Resistance of leukemia cells against conventional chemotherapy in soft matrix in vivo. (A) Matrix stiffness affects K-562 (clone 3) cell growth in vivo. (i) Experimental scheme and representative images showing tumor growth from soft and stiff matrix in the human xenograft extramedullary leukemia model. (ii) Tumor growth for the first 3 wk after implantation described by first-order kinetics based on luminescence signals (normalized to Y0; see SI Methods). (iii) Mean initial growth rate. (iv) Mean deceleration rate. n = 15 mice, three experiments, *P < 0.01, paired t test. (B) CML cells are resistant to Ara-C in soft matrix. (i) Experimental scheme. (ii) Ara-C increases deceleration rate in stiff but not in soft matrix. (iii) Ara-C decreases tumor volume at week 6 in stiff but not in soft matrix. n = 6 mice, two experiments, *P < 0.01 from one-way ANOVA with Tukey’s HSD test, stiff control vs. treated.

Fig. S6.

(A) The number of viable cells after cell encapsulation in gels at day 0. (B) Slow but sustained growth of K-562 cells upon matrix stiffening. Matrix stiffness influences parameters of proliferation kinetics of K-562 cells. (i) Representative Gompertz curve fits (SI Methods) over 2 wk. (ii) Initial growth rate. (iii) Deceleration rate. For ii and iii, one-way ANOVA P < 0.05 with Tukey’s HSD test, *P < 0.05, **P < 0.01, ***P < 0.005. (C) K-562 cells in soft matrix show enhanced tumor growth compared with stiff matrix after s.c. implantation in vivo. Average radiance data from soft and stiff were converted to the natural log scale and divided (SI Methods). Straight line fit between day 3–14: Y = 0.084t + 0.70 (t: day). Data from n = 15 mice from three independent experiments. Paired t test, *P < 0.005. Error bars indicate ± SEM. (D) Tumor growth kinetics with Ara-C. (Plateau, acceleration rate) from the first-order kinetics fit for (i) stiff untreated (40, 0.56), Ara-C (20.8, 0.84) and (ii) soft untreated (22.5, 1.17), Ara-C (17.7, 1.15).

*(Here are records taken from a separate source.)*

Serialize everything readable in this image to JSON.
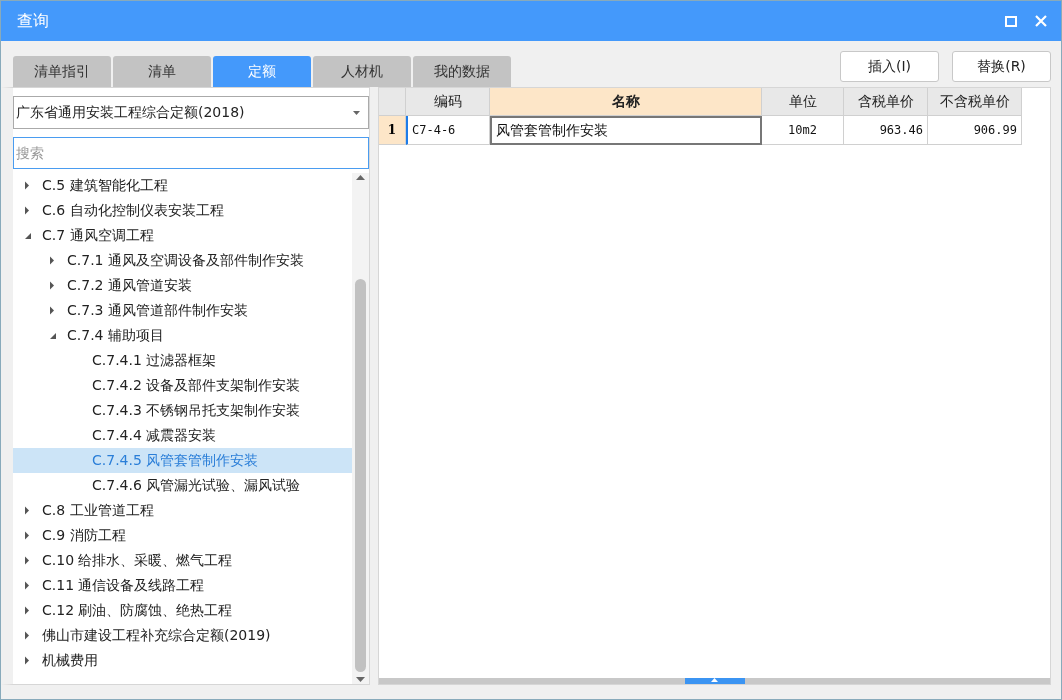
{
  "window": {
    "title": "查询"
  },
  "tabs": [
    {
      "label": "清单指引",
      "selected": false
    },
    {
      "label": "清单",
      "selected": false
    },
    {
      "label": "定额",
      "selected": true
    },
    {
      "label": "人材机",
      "selected": false
    },
    {
      "label": "我的数据",
      "selected": false
    }
  ],
  "buttons": [
    "插入(I)",
    "替换(R)"
  ],
  "library_select": {
    "value": "广东省通用安装工程综合定额(2018)"
  },
  "search": {
    "placeholder": "搜索"
  },
  "tree": {
    "items": [
      {
        "label": "C.5 建筑智能化工程",
        "expanded": false,
        "selected": false
      },
      {
        "label": "C.6 自动化控制仪表安装工程",
        "expanded": false,
        "selected": false
      },
      {
        "label": "C.7 通风空调工程",
        "expanded": true,
        "selected": false,
        "children": [
          {
            "label": "C.7.1 通风及空调设备及部件制作安装",
            "expanded": false,
            "selected": false
          },
          {
            "label": "C.7.2 通风管道安装",
            "expanded": false,
            "selected": false
          },
          {
            "label": "C.7.3 通风管道部件制作安装",
            "expanded": false,
            "selected": false
          },
          {
            "label": "C.7.4 辅助项目",
            "expanded": true,
            "selected": false,
            "children": [
              {
                "label": "C.7.4.1 过滤器框架",
                "selected": false
              },
              {
                "label": "C.7.4.2 设备及部件支架制作安装",
                "selected": false
              },
              {
                "label": "C.7.4.3 不锈钢吊托支架制作安装",
                "selected": false
              },
              {
                "label": "C.7.4.4 减震器安装",
                "selected": false
              },
              {
                "label": "C.7.4.5 风管套管制作安装",
                "selected": true
              },
              {
                "label": "C.7.4.6 风管漏光试验、漏风试验",
                "selected": false
              }
            ]
          }
        ]
      },
      {
        "label": "C.8 工业管道工程",
        "expanded": false,
        "selected": false
      },
      {
        "label": "C.9 消防工程",
        "expanded": false,
        "selected": false
      },
      {
        "label": "C.10 给排水、采暖、燃气工程",
        "expanded": false,
        "selected": false
      },
      {
        "label": "C.11 通信设备及线路工程",
        "expanded": false,
        "selected": false
      },
      {
        "label": "C.12 刷油、防腐蚀、绝热工程",
        "expanded": false,
        "selected": false
      },
      {
        "label": "佛山市建设工程补充综合定额(2019)",
        "expanded": false,
        "selected": false
      },
      {
        "label": "机械费用",
        "expanded": false,
        "selected": false
      }
    ]
  },
  "table": {
    "columns": [
      {
        "label": "编码",
        "selected": false
      },
      {
        "label": "名称",
        "selected": true
      },
      {
        "label": "单位",
        "selected": false
      },
      {
        "label": "含税单价",
        "selected": false
      },
      {
        "label": "不含税单价",
        "selected": false
      }
    ],
    "rows": [
      {
        "number": "1",
        "selected": true,
        "cells": [
          "C7-4-6",
          "风管套管制作安装",
          "10m2",
          "963.46",
          "906.99"
        ]
      }
    ]
  }
}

Data from n = 8 mice from two independent experiments. Paired t test *P < 0.05. Error bars indicate ± SEM. (E) Bioluminescence signals become saturated at week 4. The same scale as in Fig. 4A was used. (F) Tumor volume at week 6 after implantation with different doses of Ara-C. Data from n = 5 mice for each group from two independent experiments. One-way ANOVA with Tukey’s HSD test *P < 0.05 control vs. 62.5mg/kg Ara-C. Error bars indicate ± SEM.

Fig. S7.

Histological sections from s.c. implanted K-562 cells stained with hematoxylin and eosin. (A) A representative image showing blood cells (blue), stromal-like cells (green), and hydrogel fragments (yellow) after 2 wk of tumor implantation. (B) Representative images showing general morphological features of different treatment groups. Yellow: A region with nuclear fragments. (Scale bars: 50 μm.)

Fig. S8.

Immunofluorescence staining of histological sections from s.c. implanted K-562 cells. (A) Representative images showing nuclei (blue) and cleaved caspase-3 (red). (Scale bar: 50 μm.) (B) Representative images showing F-actin (red), human mitochondria (green), and YAP (cyan). (Scale bars: 50 μm.)